In the present study, we set out to explore the impact of chronic HFD consumption on pre-attentive central information processing using the paradigm of prepulse inhibition (PPI) of the acoustic startle reflex. PPI refers to the reduction of the startle reaction to a startle-eliciting stimulus (pulse) when it is shortly preceded by a weak stimulus (prepulse) (Hoffman and Searle, 1965, Graham, 1975). PPI is an operational measure of sensorimotor gating, in which central gating mechanisms protect the processing of the information contained in the initial prepulse from distraction by the subsequent pulse stimulus (Swerdlow et al., 2000). PPI thus reflects the ability to filter or gate intrusive sensory-motor information, and this phenomenon can be readily demonstrated in a variety of species, including humans and rodents (Swerdlow et al., 1999).

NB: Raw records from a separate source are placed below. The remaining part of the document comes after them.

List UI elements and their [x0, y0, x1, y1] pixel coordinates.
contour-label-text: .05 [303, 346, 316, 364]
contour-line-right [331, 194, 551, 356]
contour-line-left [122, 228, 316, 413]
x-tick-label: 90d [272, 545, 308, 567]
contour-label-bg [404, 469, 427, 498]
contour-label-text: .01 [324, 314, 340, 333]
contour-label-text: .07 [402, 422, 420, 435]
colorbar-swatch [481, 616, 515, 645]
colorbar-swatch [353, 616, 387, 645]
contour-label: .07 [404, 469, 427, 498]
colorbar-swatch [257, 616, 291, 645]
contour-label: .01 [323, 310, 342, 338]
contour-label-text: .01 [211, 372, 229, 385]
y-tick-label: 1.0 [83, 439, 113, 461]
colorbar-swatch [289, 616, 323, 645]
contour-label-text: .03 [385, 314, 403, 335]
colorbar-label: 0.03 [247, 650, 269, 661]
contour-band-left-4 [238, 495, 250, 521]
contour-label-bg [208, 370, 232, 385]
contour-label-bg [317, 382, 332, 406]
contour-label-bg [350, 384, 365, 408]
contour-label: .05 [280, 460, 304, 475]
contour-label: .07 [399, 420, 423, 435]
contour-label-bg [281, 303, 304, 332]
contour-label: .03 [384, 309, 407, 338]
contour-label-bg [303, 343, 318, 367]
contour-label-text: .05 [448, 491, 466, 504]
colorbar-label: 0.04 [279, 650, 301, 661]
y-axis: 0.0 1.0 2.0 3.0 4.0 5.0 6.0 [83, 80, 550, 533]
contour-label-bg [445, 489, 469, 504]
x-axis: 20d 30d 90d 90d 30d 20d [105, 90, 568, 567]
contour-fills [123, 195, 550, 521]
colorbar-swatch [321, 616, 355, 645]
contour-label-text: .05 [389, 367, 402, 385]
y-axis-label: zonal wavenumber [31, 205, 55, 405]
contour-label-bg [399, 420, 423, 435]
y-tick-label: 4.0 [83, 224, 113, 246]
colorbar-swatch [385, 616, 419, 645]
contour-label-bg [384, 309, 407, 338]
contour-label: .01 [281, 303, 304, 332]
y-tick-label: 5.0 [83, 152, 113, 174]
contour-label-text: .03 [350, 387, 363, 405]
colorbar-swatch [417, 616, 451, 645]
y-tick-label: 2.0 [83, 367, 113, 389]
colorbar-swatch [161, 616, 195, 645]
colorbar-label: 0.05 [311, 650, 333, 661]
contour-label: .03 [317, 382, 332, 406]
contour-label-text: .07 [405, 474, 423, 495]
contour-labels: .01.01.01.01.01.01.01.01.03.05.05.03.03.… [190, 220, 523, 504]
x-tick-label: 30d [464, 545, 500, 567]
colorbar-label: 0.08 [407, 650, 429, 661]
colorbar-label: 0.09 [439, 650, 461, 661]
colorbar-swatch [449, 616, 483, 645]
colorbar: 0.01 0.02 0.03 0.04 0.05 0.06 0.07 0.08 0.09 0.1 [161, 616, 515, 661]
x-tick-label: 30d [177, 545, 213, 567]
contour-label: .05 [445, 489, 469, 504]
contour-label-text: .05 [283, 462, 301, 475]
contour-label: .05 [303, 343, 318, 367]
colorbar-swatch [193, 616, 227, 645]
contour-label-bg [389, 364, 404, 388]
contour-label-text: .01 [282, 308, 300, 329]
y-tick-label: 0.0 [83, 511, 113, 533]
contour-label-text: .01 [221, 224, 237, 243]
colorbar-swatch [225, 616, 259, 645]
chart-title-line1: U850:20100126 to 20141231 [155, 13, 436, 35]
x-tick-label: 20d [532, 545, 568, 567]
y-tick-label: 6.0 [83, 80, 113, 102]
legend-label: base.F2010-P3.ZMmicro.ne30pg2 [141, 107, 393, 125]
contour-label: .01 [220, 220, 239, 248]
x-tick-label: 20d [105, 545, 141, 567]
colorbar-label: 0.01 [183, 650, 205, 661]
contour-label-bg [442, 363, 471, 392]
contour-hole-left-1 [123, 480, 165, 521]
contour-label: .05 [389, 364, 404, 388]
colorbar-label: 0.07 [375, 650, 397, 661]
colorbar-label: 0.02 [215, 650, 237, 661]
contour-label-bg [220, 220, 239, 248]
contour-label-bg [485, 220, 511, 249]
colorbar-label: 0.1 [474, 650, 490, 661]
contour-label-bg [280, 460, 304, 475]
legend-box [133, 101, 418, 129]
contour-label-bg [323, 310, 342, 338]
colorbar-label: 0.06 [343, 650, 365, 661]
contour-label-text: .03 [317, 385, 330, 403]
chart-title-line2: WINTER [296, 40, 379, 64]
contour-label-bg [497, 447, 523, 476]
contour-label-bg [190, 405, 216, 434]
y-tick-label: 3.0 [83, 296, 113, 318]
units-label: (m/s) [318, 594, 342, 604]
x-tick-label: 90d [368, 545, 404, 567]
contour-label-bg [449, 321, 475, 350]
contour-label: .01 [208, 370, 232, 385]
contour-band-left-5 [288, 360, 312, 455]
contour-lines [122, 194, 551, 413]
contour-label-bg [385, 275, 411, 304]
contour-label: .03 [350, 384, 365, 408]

A direct association between excessive intake of dietary fat and abnormalities in sensorimotor gating has thus far not been established. However, this possibility seems likely given some findings linking metabolic disturbances to PPI attenuation. First, significant PPI deficits have been reported in db/db mice, which harbor an autosomal recessive point mutation in the leptin receptor gene and are characterized by multiple metabolic dysfunctions, including hyperphagia, progressive hyperglycemia, and obesity (Sharma et al., 2010). Second, an indirect link between hyperphagia, excess fat deposition, and emergence of PPI deficits has also been established in an inflammation-mediated developmental pathogenesis model in mice (Pacheco-López et al., 2013). Deficits in PPI are also commonly (but not exclusively) observed in patients with schizophrenia (Braff et al., 2001), a chronic mental illness characterized by widespread psychopathological symptoms. Schizophrenic patients often display metabolic disturbances even prior to the initiation of chronic antipsychotic medication (Thakore et al., 2002, Verma et al., 2009, Kirkpatrick et al., 2012) and are frequently reported to consume saturated fat diets more excessively than healthy controls (reviewed in Dipasquale et al., 2013). Yet, the extent to which excessive HFD intake in this clinical population may actually contribute to the emergence of psychopathological symptoms such as PPI deficiency remains elusive.

These considerations prompted us to seek evidence for a possible causal relationship between chronic HFD consumption and sensorimotor gating dysfunctions in mice. To mimic chronic HFD intake, animals were fed an experimental diet with 60% of its calories derived from fat, whereas control low fat diet (LFD) animals were fed a diet with only 10% of its calories from fat. First, we compared the effects of chronic HFD or LFD feeding given throughout adolescent development on PPI in adulthood. In animal models, cognitive effects of chronic HFD exposure have mostly been studied following a dietary intervention restricted to adulthood (Winocur and Greenwood, 2005). Recent findings suggest that chronic HFD exposure during peripubertal development may exert a more extensive negative impact on cognitive functions compared to identical dietary exposure in adulthood (Boitard et al., 2012). To target both (and perhaps equally important) stages of maturation, our first series of investigations included HFD exposure throughout adolescent development covering both peripubertal and adult stages. We also correlated PPI scores in HFD and LFD animals with presynaptic dopamine-related changes in dorsal and ventral striatal regions based on the well-established functional role of the striatal dopamine system in sensorimotor gating (Swerdlow et al., 1992, Swerdlow et al., 1994). In addition, we determined whether the dopamine receptor antagonist haloperidol (HAL) might be effective in mitigating the anticipated disrupting effects of HFD on PPI. Finally, we also performed a direct examination of whether the impact of chronic HFD consumption on sensorimotor gating might be influenced by the precise timing of post-weaning diet exposures (Boitard et al., 2012). This was achieved by exposing mice to HFD or LFD diets specifically during the peri-pubertal or the adult period before assessment of sensorimotor gating functions.